India’s northeastern state of Assam has passed a law abolishing state-run Islamic schools, ahead of local elections next year.

The bill was tabled by the state government led by prime minister Narendra Modi’s Hindu nationalist party, the BJP, and passed on Wednesday amid strong protest from opposition parties.

Assam’s education minister Himanta Biswa Sarma, a BJP leader who introduced the bill, said: “We have introduced a Bill whereby all madrasas will be converted into institutes of general education and no madrasa will be established by the government in future. We are happy to introduce this Bill to bring truly secular curriculum in education system.

“We need more doctors, police officers, bureaucrats, and teachers from the minority Muslim community rather than imams for mosques,” said Mr Sarma earlier. The minister is seen as a rising star in the BJP.

Opposition parties criticised the move and said it reflected the government’s anti-Muslim attitude. The Congress party and the All India United Democratic Front (AIUDF) walked out of the assembly after their demand to send the legislation to a select committee for consultations was rejected.

“The idea is to wipe out Muslims,” said Wajed Ali Choudhury, a Congress party politician.

Abdus Sabur Tapadar, an advocate with the Assam High Court and a minority rights activist, told The Independent the law was “hurriedly passed” just a few months before local elections and that it was part of a “political agenda, without any doubt”.

“A lot of religious minority institutions and linguistic minority institutions are also in talks with us... and on an appropriate forum we will challenge this act,” said Mr Tapadar.

He said that while the act only currently targets government-funded madrasas, there are fears that privately operated madrasas may also face the brunt later on, and that the government may try to bring them under one umbrella categorisation.

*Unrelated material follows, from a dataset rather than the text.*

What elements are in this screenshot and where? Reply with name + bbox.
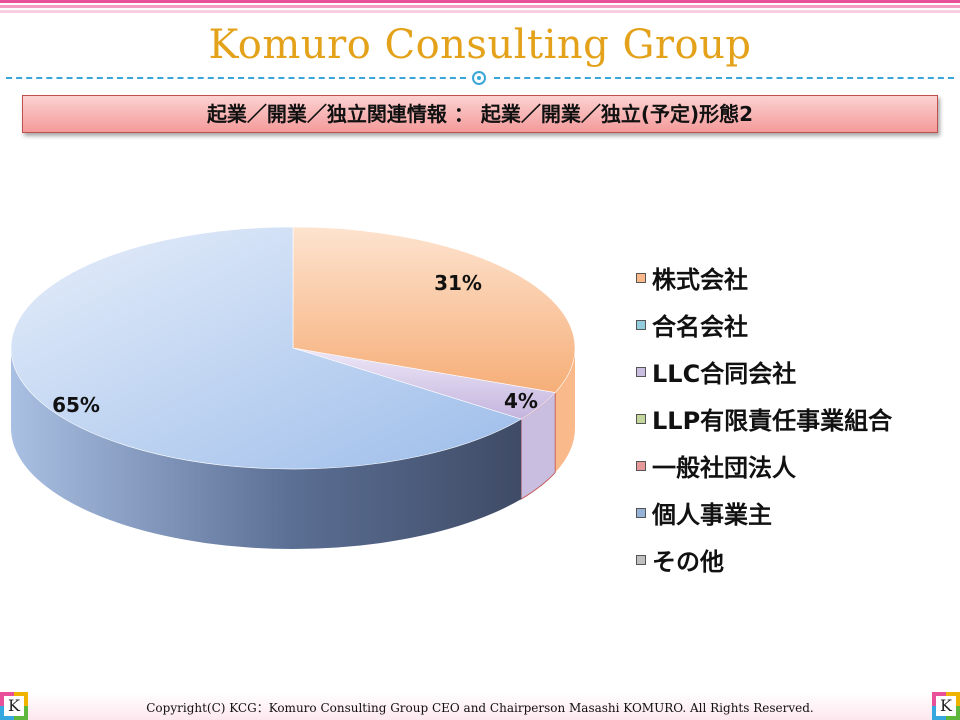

The new law impacts more than 700 schools that will be forced to shut or convert by April, according to Mr Sarma’s statement in the local assembly.

The state spends over Rs 2.6bn (£26m) on religious institutions including Islamic schools and Sanskrit learning centres. The government earlier said it would convert 97 state-run Sanskrit “tols” into study centres of Indian history and ancient Indian culture, however media reports noted that the new bill makes no mention of the Sanskrit centres.

The state’s BJP-led coalition government said in February this year that “religious teachings cannot be imparted with government funds in a secular country.”

Mr Tapadar said: “Not touching the Sanskrit tols is also the indication that they wanted to put this religious minority community in further fear so that they can polarise the way they want.”

The law is the latest brought by a regional branch of the BJP that has been accused of unfairly targeting Muslims. Uttar Pradesh recently passed a law against “unlawful conversion” which has seen dozens of Muslim men arrested in a month. More than 100 retired senior civil servants and diplomats on Tuesday urged the BJP government to repeal the law.

Assam state has seen protests and heightened tensions since BJP government introduced the controversial National Register for Citizens in 2018, which attempts to identify and ultimately deport illegal immigrants – mostly Muslims – entering the country via Assam’s long border with Bangladesh.